| Auf abgesperrten Strassen durch die Städte sausen - ein Traum!
Ein Traum, den sich Inlineskater nicht nur beim Night-Skaten erfüllen
können, sondern auch bei den Rennen durch die Städte.
Hier starten nicht nur die Topathleten, sondern Skater jeder Leistungsstufe.

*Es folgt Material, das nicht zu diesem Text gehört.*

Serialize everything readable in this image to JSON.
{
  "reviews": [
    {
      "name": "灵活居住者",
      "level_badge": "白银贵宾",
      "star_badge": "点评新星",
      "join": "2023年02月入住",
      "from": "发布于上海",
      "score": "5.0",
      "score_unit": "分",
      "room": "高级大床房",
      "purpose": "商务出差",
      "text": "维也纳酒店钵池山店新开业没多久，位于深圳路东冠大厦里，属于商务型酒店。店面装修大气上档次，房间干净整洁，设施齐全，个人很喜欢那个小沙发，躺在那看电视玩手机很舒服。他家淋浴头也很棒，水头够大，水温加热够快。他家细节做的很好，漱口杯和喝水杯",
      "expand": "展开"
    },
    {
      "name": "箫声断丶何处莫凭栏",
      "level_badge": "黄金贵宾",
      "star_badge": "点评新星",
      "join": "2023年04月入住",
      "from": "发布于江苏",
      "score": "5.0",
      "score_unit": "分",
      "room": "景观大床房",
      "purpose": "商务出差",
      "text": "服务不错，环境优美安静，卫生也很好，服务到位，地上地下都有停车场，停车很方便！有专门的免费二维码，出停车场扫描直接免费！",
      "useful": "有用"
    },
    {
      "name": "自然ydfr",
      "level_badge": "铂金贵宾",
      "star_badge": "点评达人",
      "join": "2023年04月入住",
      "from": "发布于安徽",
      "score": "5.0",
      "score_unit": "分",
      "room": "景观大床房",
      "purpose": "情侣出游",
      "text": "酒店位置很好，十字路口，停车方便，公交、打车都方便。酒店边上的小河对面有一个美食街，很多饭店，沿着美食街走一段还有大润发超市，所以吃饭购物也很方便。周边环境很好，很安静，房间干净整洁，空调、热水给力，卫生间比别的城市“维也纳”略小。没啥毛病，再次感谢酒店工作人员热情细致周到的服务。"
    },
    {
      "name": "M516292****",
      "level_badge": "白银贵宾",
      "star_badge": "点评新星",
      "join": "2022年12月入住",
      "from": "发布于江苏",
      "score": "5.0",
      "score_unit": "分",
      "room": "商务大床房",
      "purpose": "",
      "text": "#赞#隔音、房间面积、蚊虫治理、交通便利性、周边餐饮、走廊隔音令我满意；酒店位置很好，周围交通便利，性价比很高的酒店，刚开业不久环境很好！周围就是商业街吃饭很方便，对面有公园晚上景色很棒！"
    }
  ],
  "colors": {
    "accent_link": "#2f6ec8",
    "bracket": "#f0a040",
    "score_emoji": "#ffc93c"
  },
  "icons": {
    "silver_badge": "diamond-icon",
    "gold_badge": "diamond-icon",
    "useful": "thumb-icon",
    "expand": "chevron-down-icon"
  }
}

Vielen liegt daran, ihre Zeit zu verbessern oder einfach die großen
Städte in der Gruppe zu durchrollen. Zum ersten Mal durch das
Brandenburger Tor ist für jeden ein Erlebnis. Doch wenn 1000
bis 6000 Skater gleichzeitig durch die Strassen rollen, kann es
eng werden.
Wir wollen Euch ein paar Tipps geben, wie Ihr solche Rennen sicher
und mit viel Spaß erleben und sogar noch Freunde finden
könnt. Wichtig sind unsere Ratschläge nicht nur für
die blutigen Anfänger. Einiges sollten gerade
die Sportler beherzigen, die aus einer anderen Ausdauersportart
kommen und nun als Skate-Einsteiger relativ weit vorne mitfahren.
Eure Sportkameraden um Euch herum erwarten von Euch die Einhaltung
bestimmter Regeln.
Der Verlauf eines Strassenrennens unterscheidet sich übrigens
sehr aufgrund der Teilnehmermenge. Sind wenig Starter da, kommt
es für die Skater zu ganz anderen Problemen, als wenn es
zu eng wird.
Doch in allen Rennen fürchtet der Einsteiger die Matten!
Ihr dürft es ruhig glauben, Matten sind überhaupt nicht
gefährlich. In einem Marathon ist mit 6 Matten zu rechnen,
alle 10 km eine, zusätzlich die Halbmarathon- und die Zielmatte.
Es lohnt sich also, sich vorher mit dem Thema zu beschäftigen.Wie
gehts am besten? Auf keinen Fall springend!!! Springer landen
meistens auf dem mehr oder weniger gut gepolsterten Heck.
Führt besser einen Skate nach vorne, einen nach hinten -
allerdings nicht im Spagat, die Knie sollen schon dicht zusammen
bleiben -senkt Euren Schwerpunkt etwas ab und entlastet die Vorderrollen.
Durch das schräg nach hinten gestellte Bein könnt Ihr
nicht nach hinten fallen. So etwas kann man übrigens mit
Teppichresten prima zuhause üben.
Viel zu wenig hingegen fürchtet der Einsteiger den neben
ihm Skatenden. Denn gerade Anfängergruppen erkennt man daran,
dass sie sich wie Jogger ungeordnet über die ganze Fahrbahn
verteilen.
Nun, gegen ein bisschen Anarchie spricht normalerweise nichts,
doch beim Skaten kann es gefährlich werden. Nebeneinander
verhakeln sich die eigenen Skates beim Abstoß nur zu leicht
mit denen des Nachbarn, was schnell zu Stürzen führen
kann.
Das ist aber nur ein Grund, weswegen es ratsam ist, in Gruppen
hintereinander zu skaten. DieseFahrweise, auch Windschattenfahren
genannt, hat einen weiteren Vorteil, auf den schon der Name hinweist.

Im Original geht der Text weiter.